To the Editor: Immune correlates of protection against HIV infection are an important topic of investigation in HIV research as the analysis of such correlates could help the design of novel vaccinal and prevention approaches to the disease (reviewed in ref. 1) The definition of mucosal correlates of protection, in particular, is of extreme importance given that the vast majority of HIV infections are sexually transmitted. Veazey presents data of experiments in the animal model in which interferon beta (IFNβ) was applied topically in the genital site. Not surprisingly, IFNβ resulted in mucosal immune activation, but, unexpectedly, animals were protected from SHIV infection.2
We analyzed mucosal immune correlates of protection in highly exposed HIV seronegative (HESN) women and were surprised to realize that protection against HIV infection was indeed associated with immune activation. Thus, in HESN women, a significant increase of proinflammatory cytokines, chemokines, and chemokine receptors was detected.3, 4 These results led to the hypothesis that immune activation in itself is not sufficient to favor HIV infection, but rather could result in protection, possibly because more potent local immune responses could more efficiently contain exposure to (limited) amounts of HIV. The finding by Veazey that interferon-stimulated genes (ISG) are upregulated as well in this animal model adds an extremely interesting level of complexity, as many of the proteins produced by such genes (e.g., APOBEC, TRIM, IFITs, etc) are endowed with strong antiviral properties.

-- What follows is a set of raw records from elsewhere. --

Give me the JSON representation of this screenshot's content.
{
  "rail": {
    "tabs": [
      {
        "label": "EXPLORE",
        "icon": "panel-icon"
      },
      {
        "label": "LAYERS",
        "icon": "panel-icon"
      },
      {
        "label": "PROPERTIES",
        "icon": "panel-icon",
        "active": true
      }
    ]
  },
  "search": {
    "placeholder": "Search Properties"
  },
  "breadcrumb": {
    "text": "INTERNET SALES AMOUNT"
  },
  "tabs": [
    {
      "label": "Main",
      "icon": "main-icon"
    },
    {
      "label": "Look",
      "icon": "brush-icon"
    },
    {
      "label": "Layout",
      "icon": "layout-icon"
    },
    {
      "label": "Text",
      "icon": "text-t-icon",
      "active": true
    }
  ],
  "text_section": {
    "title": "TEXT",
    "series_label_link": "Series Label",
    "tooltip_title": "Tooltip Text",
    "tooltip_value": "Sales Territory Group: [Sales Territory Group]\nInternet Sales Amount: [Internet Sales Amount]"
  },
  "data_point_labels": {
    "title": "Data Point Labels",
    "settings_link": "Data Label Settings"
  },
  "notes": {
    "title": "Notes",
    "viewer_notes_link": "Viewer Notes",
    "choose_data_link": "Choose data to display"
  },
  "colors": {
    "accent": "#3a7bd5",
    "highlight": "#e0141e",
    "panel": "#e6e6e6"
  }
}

Upregulation of IRG within a milieu of immune activation could thus be a plausible way to explain mucosal resistance to HIV infection, but how would it be possible to stimulate these mechanisms in ways that are less cumbersome than repeated topical INFβ applications? We recently analyzed the possible immunomodulatory effects of thiazolides (TZD), a class of oral agents characterized by broad anti-infective activities, and observed that these compounds potently stimulate innate immunity and upregulate the type 1 IFN pathway. In vitro analyses of these compounds in HIV infection showed that TZD drastically inhibited in vitro HIV-1 replication (>90%) as a result of the activation of innate immune responses and the upregulation of several ISG5 (Figure 1). As TZD are currently approved in the United States for the treatment of different pathogens,6 and as they are less toxic, less expensive, and much simpler to use than topical IFNβ, it would be important to verify whether TZD might represents a clinically practicable strategy to achieve protection against HIV acquisition.
References
Miyazawa, M., Lopalco, L., Mazzotta, F., Lo Caputo, S., Veas, F. & Clerici, M. The “immunologic advantage” of HIV-exposed seronegative Individuals. AIDS 23, 161–176 (2009).
Veazey, R. S. et al. Prevention of SHIV transmission by topical IFN-β treatment. Mucosal Immunol. 9, 1568–1536 (2016).
Biasin, M. et al. Mucosal and systemic immune activation is present in HIV-exposed seronegative individuals. J. Inf. Dis. 182, 1365–1374 (2000).
Saulle, I. et al. Immune activation is present in HIV-1 exposed seronegative individuals (HESN) and is independent from microbial translocation. AIDS Res. Hum. Retrovir. 32, 129–133 (2016).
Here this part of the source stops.